Spark
- Genre: Talk show
- Running time: 54 minutes
- Country of origin: Canada
- Language(s): English
- Home station: CBC Radio One
- Hosted by: Nora Young
- Created by: Nora Young
- Produced by: Michelle Parise, Adam Killick, Kent Hoffman and Nora Young
- Original release: September 5, 2007 – September 2024
- No. of episodes: 501 (as of February 26, 2021)
- Website: cbc.ca/spark
- Podcast: cbc.ca/podcasting

= Spark (radio show) =

Canadian radio talk show

Spark was a Canadian radio talk show about "technology and culture." Hosted by Nora Young, the program made its CBC Radio One début on September 5, 2007. The show was also broadcast on Sirius Satellite Radio 159 and, since January 9, 2010, on Vermont Public Radio's network of stations in the United States. It was also broadcast in Australia on the Australian Broadcasting Corporation's Radio National network. Spark was produced in Toronto by Young and a team that consisted of Michelle Parise, Adam Killick, and Kent Hoffman. The show ended in September 2024 after 17 seasons.

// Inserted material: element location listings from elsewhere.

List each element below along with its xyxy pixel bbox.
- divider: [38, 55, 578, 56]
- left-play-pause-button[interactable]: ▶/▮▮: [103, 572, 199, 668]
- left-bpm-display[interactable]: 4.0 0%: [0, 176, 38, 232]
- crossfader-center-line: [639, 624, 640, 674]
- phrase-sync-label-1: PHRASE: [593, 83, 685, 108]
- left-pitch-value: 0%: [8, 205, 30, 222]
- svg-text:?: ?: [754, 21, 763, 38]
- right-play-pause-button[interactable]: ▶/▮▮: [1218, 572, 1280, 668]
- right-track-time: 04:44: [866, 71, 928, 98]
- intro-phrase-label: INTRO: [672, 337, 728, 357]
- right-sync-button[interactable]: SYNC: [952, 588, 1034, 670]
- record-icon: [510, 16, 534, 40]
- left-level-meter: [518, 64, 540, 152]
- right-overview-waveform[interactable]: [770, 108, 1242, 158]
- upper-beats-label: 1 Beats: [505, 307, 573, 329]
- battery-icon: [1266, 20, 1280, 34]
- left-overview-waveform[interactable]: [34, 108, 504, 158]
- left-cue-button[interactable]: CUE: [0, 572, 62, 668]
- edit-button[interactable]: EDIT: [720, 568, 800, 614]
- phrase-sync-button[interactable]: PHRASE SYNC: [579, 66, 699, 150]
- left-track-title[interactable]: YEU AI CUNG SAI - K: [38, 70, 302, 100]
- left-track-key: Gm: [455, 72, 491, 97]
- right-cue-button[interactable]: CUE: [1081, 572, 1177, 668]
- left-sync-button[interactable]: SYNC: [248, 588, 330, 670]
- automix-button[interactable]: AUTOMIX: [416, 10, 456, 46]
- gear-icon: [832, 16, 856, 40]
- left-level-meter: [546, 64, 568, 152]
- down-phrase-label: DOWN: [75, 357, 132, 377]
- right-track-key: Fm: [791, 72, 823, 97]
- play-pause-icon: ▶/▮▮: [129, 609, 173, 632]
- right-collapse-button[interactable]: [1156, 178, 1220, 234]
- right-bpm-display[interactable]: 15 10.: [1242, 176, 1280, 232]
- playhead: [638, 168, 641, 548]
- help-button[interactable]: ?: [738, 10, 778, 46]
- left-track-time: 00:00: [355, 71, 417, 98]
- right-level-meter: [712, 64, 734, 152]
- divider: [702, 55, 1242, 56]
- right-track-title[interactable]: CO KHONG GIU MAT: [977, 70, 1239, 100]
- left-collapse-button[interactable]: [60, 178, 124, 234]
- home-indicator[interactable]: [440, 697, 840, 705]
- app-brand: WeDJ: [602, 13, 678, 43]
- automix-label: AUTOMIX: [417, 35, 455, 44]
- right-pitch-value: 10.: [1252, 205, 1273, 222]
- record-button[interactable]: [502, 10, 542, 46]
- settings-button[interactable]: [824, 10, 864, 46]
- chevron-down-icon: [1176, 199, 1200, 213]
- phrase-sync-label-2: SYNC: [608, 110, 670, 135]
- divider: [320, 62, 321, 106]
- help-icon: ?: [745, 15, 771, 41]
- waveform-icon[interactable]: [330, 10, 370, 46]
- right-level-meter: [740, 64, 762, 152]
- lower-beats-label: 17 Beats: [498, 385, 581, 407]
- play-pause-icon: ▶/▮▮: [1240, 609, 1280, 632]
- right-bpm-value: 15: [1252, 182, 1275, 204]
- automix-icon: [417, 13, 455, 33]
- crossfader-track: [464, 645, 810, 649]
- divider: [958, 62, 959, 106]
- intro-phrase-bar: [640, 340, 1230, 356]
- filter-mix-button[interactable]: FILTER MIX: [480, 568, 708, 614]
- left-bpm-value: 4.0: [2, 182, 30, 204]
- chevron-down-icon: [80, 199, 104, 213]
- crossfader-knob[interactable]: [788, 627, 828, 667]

The program was made collaboratively with its audience. Nora Young often encouraged listeners to become "Spark Contributors" by participating in the active conversations on the Spark Blog, notifying the Spark Team of interesting ideas to investigate, or even recording interviews and letting Spark use them on the show. The show often played phone messages left by Spark listeners and featured comments left on the Spark Blog. Its episodes made use of Creative Commons music until October 2010, when CBC management realized that Spark was available on some platforms considered to be commercial, violating use restrictions of most of the music available under the Creative Commons licenses. This prompted Spark to limit its use to the APM Music library.

Spark sometimes comments on proposed legislation that affects widely used technology. An example was the Copyright Modernization Act and the bills leading up to it.

==Producers==
In addition to Nora Young, producers included Michelle Parise, Adam Killick, Kent Hoffman Dan Misener, Elizabeth Bowie and Carma Jolly.

==Multiple podcasts==
The on-air version was available as a weekly podcast, augmented with two additional audio feeds: Spark Plus (which featured "bonus audio" such as full interviews), and "Bandwidth with Anshuman Iddamsetty", a weekly technology column by one of Spark's producers.

Spark Lite, a low-bandwidth podcast of the on-air version powered by blip.tv, was available from November 2008 to October 2011; it ended due to changes in blip.tv policy.